多摩地域で初めての中学校夜間学級が市立第五中学校(明神町)に開設されたのは1952年。2018年度時点で711人が卒業している。
多摩エリア唯一
「八王子の夜間中学を守り発展させる連絡会」は、明神町にある同校の夜間学級について広く知ってもらうため昨年の9月に発足した。会員は10人。元市内中学校教員で同会世話人を務める加藤千音(ちね)さん(72)は「都内には8つの中学校夜間学級がありますが、五中以外はすべて区部。多摩エリアで唯一なのに、ほとんど知られていない状況を改善したい」と話す。「夜間学級は公立中学なので、体育や音楽の授業、修学旅行などもあり、その存在は社会的意義があります」
行政でも動き
八王子市議会で18年に「同学級の一層の周知と日本語学級開設の検討を求める請願」が決議されたという。しかし、「それから2年経つが、具体的な動きがない」(加藤さん)ことから今回、連絡会を結成。「五中夜間学級の一層の周知」「日本語学級の開設」などを求めた署名活動を開始した。累計で2519筆が集まったという。
そのかいもあってか、市による募集チラシの多言語化が実現したそう。
今が山場
活動の成果が出ているが、それでも連絡会は「今こそ山場」と考えている。理由は生徒数の減少だ。現在、同学級には14人が在籍しているが、そのうち3年生が6人。この春卒業すると生徒数が一桁台にまで減ってしまう。「必要としている人に情報が届いていないのかもしれない」と加藤さん。「実際に1961年に、立川の第三中学校の夜間学級が廃止されたことがある」と危機感を抱く。

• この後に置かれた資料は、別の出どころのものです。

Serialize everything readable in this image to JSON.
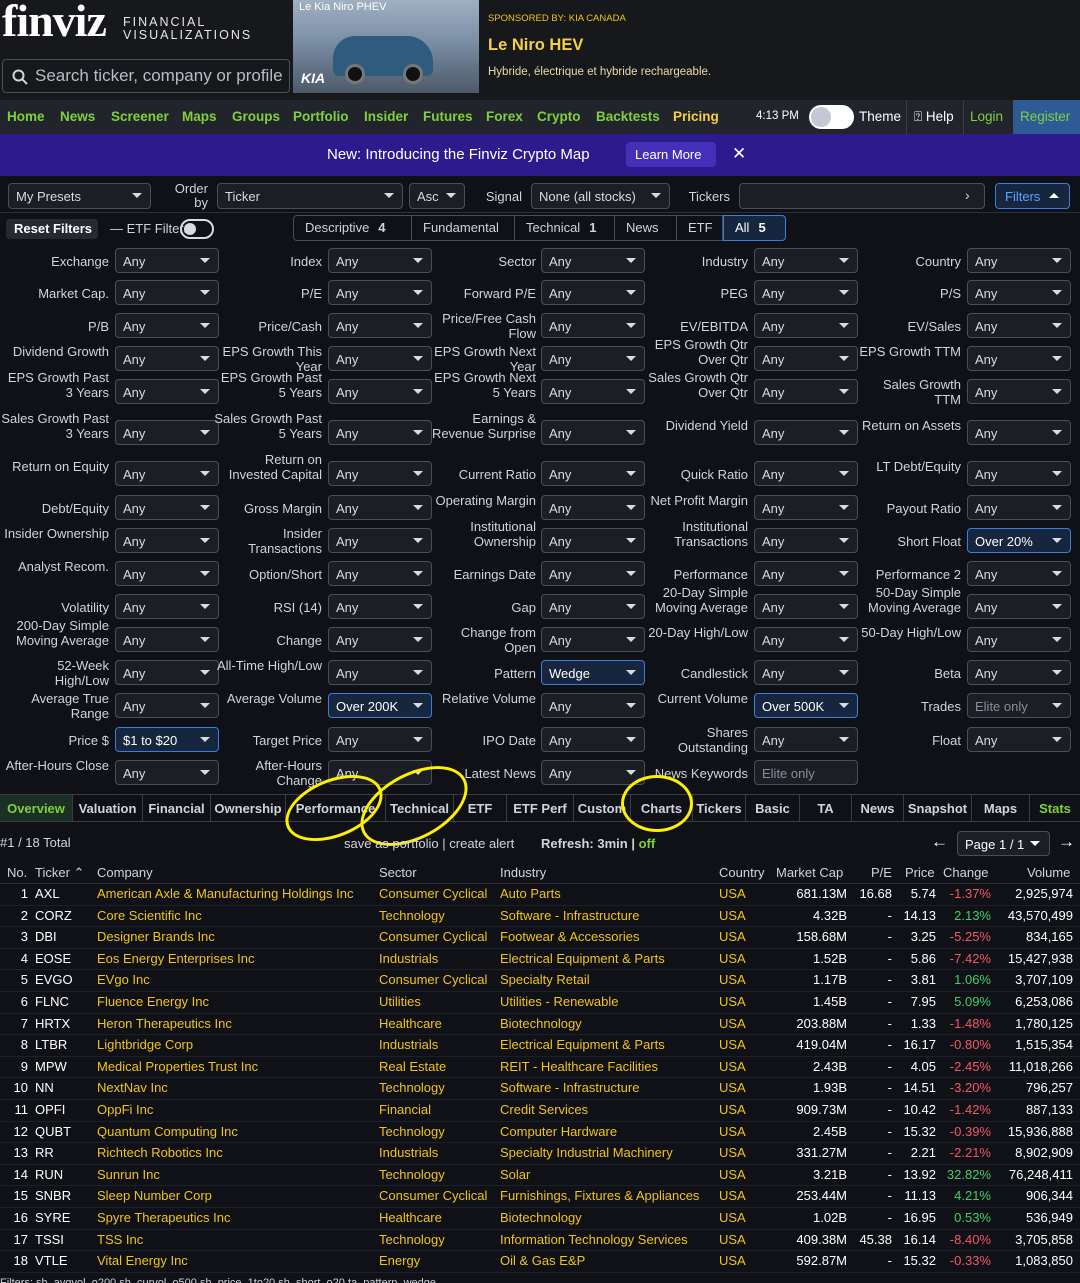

外国人との多文化共生を研究する大学講師で八王子に暮らした経験のある大重史朗さん(56)は「すぐに廃止されることはないと思うが、生徒の数によって教員の配置数も変わってくる。減れば生徒に目が届きにくくなるし、ひいては教育の質の低下につながりかねない」と危惧する。一方、「かつての市民運動のように行政と対立するのではなく、手をとりあってより良い方向に進む好例になれば」と活動に期待を寄せる。